Clito vio la decisión en los ojos de su amigo y distinguió la ocasión para comenzar a promover apuestas para llenar su bolsa de monedas. Mientras Alejandro sin dudarlo se acercó a su padre y le pidió permiso para montar al animal. Viendo que Filipo no le hacía mucho caso, exigió a su padre que le dejara montar a Bucéfalo. 

–Vas a dejar perder un gran caballo sólo por que no saben controlarlo, ni se atreven a intentarlo... –dijo Alejandro insistiendo a su padre.

El padre sonriente y sabedor que el hijo siempre quería impresionarle le dijo:

–Está bien Alejandro, tienes mi permiso, pero con una condición, si eres desmontado, tú mismo pagarás el altísimo precio que me piden por este caballo –Filipo le dio su aprobación pensando que su hijo acabaría en el suelo, y pagando el caballo después y esto le daría una lección.

–Acepto el trato –dijo Alejandro a su padre con decisión.

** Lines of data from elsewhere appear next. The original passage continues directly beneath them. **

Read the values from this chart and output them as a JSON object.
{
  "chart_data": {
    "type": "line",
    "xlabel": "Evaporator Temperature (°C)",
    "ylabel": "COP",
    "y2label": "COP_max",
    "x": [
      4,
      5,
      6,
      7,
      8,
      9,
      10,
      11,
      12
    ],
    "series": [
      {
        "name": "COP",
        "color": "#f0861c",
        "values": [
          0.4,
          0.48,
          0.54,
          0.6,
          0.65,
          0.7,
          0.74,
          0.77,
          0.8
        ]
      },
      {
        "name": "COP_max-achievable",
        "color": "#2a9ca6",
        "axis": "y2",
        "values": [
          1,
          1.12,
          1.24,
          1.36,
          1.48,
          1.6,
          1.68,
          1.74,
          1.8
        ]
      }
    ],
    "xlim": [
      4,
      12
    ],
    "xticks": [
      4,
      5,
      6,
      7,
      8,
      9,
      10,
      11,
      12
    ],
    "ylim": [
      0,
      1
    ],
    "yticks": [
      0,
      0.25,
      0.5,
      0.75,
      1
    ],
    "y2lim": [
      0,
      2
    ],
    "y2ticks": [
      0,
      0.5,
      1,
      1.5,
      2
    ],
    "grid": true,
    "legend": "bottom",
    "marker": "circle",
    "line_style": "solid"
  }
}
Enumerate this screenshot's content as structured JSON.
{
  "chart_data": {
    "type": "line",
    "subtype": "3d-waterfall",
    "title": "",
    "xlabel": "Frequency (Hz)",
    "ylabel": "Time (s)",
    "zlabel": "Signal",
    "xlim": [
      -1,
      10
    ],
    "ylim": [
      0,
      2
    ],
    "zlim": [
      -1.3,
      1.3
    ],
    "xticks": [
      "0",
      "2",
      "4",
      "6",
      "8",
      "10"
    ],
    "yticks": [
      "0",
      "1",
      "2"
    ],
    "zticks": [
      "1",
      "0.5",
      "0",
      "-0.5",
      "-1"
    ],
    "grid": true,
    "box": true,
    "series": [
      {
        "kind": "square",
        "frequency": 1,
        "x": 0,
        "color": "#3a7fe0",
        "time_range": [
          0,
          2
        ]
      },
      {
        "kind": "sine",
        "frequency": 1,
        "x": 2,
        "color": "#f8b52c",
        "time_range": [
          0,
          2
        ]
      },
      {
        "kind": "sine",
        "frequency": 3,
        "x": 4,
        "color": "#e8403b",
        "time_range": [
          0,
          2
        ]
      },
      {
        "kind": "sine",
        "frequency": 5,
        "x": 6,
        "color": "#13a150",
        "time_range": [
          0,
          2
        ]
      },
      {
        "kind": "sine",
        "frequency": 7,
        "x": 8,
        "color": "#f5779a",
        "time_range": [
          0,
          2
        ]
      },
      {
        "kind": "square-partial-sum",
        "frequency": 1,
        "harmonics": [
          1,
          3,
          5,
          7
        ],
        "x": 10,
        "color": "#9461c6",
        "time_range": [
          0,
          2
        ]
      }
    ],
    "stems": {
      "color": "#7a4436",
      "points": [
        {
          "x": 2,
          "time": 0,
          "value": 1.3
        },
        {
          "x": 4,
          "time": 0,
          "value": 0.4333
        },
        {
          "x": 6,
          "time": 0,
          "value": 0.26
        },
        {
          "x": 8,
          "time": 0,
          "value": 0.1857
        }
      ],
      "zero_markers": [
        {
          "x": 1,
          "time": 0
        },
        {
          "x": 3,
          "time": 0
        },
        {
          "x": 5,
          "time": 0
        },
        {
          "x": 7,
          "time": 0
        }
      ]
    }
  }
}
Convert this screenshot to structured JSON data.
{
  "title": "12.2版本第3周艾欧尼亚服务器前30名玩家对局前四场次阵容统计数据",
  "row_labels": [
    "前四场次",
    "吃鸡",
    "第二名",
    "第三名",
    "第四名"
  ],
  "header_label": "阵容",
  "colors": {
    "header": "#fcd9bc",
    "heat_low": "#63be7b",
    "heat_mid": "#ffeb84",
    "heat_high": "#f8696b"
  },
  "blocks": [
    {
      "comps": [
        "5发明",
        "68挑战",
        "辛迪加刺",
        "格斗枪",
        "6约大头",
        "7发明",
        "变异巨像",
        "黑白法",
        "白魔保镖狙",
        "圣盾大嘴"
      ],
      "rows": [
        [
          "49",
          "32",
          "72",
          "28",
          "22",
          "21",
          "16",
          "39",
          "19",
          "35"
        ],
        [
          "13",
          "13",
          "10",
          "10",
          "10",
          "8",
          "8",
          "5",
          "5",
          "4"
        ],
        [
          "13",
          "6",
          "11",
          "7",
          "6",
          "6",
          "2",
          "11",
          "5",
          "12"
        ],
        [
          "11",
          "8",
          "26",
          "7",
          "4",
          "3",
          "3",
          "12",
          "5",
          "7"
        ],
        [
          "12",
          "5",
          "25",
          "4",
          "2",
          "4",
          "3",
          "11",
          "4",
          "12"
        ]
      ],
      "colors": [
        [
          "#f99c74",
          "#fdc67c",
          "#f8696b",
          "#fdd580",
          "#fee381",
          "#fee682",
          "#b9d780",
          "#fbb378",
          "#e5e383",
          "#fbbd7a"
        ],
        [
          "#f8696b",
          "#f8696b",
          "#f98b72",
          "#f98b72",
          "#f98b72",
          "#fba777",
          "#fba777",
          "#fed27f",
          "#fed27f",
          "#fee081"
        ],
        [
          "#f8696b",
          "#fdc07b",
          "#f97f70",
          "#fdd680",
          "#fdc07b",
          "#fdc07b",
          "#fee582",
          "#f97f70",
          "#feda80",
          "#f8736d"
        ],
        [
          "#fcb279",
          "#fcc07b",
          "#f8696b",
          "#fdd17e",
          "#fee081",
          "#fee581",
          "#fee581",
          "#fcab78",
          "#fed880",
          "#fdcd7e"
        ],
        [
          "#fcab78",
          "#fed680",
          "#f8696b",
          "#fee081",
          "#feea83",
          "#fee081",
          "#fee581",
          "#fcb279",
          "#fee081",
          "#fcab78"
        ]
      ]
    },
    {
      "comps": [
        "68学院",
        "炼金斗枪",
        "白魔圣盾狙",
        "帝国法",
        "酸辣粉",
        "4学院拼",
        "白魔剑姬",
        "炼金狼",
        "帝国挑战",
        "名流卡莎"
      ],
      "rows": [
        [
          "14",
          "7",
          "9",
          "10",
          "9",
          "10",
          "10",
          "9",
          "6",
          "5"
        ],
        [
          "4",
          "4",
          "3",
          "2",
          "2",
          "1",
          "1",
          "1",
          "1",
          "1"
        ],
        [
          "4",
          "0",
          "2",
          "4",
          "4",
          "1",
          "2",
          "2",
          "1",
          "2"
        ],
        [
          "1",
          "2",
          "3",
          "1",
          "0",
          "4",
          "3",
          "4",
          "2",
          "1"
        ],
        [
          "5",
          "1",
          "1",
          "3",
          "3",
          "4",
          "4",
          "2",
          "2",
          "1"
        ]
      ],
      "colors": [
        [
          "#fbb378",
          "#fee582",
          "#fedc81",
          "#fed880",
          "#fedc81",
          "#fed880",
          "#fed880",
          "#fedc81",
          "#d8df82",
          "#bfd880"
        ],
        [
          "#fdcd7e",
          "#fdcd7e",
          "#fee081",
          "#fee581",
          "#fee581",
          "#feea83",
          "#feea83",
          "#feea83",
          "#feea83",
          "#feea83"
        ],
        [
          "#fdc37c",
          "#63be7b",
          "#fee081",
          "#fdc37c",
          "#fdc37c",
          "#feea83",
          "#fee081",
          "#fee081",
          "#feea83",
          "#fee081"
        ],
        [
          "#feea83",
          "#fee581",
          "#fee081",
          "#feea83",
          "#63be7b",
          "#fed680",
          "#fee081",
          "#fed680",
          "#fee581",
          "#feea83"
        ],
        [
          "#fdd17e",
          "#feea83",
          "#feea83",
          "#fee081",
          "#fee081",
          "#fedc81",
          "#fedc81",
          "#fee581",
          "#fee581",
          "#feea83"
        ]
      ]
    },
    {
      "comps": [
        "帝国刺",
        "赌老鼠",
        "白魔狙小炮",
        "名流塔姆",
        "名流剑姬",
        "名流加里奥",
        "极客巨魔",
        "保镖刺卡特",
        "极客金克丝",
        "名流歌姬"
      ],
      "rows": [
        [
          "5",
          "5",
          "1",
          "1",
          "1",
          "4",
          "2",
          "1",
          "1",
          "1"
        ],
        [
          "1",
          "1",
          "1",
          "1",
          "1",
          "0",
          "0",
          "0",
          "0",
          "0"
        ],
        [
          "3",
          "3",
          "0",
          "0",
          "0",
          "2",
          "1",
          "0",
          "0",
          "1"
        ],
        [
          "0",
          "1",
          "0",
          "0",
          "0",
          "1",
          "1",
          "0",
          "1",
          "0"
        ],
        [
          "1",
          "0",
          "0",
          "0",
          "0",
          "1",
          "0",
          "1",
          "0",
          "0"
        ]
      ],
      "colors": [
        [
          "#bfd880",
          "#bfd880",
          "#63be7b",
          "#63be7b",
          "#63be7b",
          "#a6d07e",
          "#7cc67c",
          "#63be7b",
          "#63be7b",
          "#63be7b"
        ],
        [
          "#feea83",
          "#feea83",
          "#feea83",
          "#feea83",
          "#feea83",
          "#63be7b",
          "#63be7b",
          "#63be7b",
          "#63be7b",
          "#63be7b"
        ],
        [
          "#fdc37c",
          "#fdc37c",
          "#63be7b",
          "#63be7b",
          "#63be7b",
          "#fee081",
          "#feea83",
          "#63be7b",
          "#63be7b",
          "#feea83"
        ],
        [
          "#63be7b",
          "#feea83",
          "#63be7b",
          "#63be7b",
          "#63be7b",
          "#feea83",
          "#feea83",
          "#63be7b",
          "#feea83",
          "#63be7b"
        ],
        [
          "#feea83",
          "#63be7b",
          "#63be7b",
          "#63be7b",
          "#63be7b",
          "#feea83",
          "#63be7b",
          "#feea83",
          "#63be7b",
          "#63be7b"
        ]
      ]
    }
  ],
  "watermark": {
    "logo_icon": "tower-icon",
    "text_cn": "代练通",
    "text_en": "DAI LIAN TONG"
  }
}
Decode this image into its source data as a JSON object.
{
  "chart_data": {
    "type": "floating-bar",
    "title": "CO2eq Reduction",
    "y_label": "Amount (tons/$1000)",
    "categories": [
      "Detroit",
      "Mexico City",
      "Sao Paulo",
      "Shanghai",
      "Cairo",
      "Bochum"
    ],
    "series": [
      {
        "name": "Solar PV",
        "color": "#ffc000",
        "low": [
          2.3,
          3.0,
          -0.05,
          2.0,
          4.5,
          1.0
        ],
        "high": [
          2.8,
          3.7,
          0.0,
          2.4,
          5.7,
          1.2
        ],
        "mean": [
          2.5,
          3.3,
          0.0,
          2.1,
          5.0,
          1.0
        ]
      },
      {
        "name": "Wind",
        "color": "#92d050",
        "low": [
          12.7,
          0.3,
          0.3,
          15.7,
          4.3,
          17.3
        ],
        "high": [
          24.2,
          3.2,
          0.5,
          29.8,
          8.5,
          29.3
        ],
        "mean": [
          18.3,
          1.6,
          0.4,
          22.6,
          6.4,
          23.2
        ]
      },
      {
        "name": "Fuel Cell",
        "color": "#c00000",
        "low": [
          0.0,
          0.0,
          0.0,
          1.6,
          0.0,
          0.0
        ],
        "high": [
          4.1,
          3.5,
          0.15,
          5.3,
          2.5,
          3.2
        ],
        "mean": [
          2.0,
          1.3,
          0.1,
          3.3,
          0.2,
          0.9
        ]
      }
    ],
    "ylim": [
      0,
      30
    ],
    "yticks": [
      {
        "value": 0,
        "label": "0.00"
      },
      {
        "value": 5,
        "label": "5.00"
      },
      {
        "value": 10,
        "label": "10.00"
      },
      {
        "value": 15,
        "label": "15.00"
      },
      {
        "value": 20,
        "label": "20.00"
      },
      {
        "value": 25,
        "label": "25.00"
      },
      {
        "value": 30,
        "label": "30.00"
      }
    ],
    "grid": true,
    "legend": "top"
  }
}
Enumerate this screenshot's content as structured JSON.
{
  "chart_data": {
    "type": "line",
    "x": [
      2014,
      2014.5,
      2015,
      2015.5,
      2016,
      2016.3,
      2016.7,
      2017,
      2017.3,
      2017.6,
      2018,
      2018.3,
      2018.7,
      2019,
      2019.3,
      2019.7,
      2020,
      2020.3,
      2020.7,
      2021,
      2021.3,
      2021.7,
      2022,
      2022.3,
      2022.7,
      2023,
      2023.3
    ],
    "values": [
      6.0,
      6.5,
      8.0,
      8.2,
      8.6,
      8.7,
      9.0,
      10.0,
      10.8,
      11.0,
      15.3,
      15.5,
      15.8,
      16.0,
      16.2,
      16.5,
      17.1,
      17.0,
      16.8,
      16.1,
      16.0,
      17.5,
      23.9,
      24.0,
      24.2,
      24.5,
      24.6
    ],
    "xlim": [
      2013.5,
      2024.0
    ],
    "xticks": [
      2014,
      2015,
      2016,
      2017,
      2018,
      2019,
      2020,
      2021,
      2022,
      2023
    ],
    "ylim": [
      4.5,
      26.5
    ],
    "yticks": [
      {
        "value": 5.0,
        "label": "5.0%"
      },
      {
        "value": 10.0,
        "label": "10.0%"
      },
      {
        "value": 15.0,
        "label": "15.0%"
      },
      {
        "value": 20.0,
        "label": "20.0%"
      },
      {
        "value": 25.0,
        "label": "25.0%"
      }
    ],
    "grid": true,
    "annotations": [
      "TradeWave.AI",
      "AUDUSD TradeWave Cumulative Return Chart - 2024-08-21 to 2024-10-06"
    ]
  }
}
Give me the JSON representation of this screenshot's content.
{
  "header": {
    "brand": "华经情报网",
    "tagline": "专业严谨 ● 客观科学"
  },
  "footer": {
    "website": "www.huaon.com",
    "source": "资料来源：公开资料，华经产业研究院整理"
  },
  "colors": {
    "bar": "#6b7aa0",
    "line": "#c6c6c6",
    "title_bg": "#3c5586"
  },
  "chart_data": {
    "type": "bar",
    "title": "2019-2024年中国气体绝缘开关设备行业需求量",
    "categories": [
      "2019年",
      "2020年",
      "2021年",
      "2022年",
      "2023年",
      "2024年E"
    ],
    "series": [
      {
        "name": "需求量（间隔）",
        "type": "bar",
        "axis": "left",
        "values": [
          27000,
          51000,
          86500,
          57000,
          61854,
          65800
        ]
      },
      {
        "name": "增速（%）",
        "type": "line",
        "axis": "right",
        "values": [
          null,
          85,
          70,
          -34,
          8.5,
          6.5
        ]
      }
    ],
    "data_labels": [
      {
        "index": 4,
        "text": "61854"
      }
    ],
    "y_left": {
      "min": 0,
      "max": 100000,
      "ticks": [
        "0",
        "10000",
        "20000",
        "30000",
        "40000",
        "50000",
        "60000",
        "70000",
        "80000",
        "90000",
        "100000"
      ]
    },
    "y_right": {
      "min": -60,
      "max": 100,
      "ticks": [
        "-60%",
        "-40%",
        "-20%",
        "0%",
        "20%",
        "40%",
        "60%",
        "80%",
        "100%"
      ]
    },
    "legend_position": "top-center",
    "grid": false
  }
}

Alejandro saltó la valla del cercado y se acercó sigilosamente hacia el caballo. Asió sus crines con fuerza y dirigió la cabeza del caballo, llevando la mirada de Bucéfalo hacia el sol. El caballo quedó deslumbrado por la luz del astro rey y quedó inmediatamente inmovilizado. Ese fue el momento que aprovecho Alejandro para asirse fuertemente a esas crines negras y de un rápido gesto, con un solo movimiento, logró subir a lomos de Bucéfalo. Alejandro se había coronado sobre la grupa de aquel caballo salvaje que ahora se mantenía inmóvil. Se hizo el silencio y todos los presentes contuvieron la respiración.

La reacción fue extraordinaria, el caballo acepto la dominación, el rocín quiso a Alejandro… ¡eligió a Alejandro! Éste empezó a trotar y después a cabalgar a lomos de Bucéfalo. El caballo parecía obedecerle en cualquier movimiento, a cualquier orden, parecían haber nacido para estar juntos.

Los compañeros de Alejandro contuvieron el aliento hasta que lo vieron regresar; en ese moemento Ptolomeo y Filotas comenzaron a aplaudir y jalear a Alejandro y le siguieron todos los presentes impresionando al rey Filipo.

Hefestión lloraba de emoción, ya que era él quien le había animado a su amigo y esto le hacía sentirse inmensamente orgulloso.

Clito recogía los beneficios de sus apuestas apartando siempre una parte para Alejandro, como siempre.

Desde entonces, Bucéfalo sería el gran caballo de Alejandro. Su mítico y legendario caballo Bucéfalo. En toda su vida no aceptará la monta de nadie que no fuera Alejandro Magno. Durante muchos años, combatirían, explorarían y conquistarían en mundo juntos...

Ese fue el primer signo de poder ofrecido por Alejandro Magno hacia su padre el rey de Macedonia.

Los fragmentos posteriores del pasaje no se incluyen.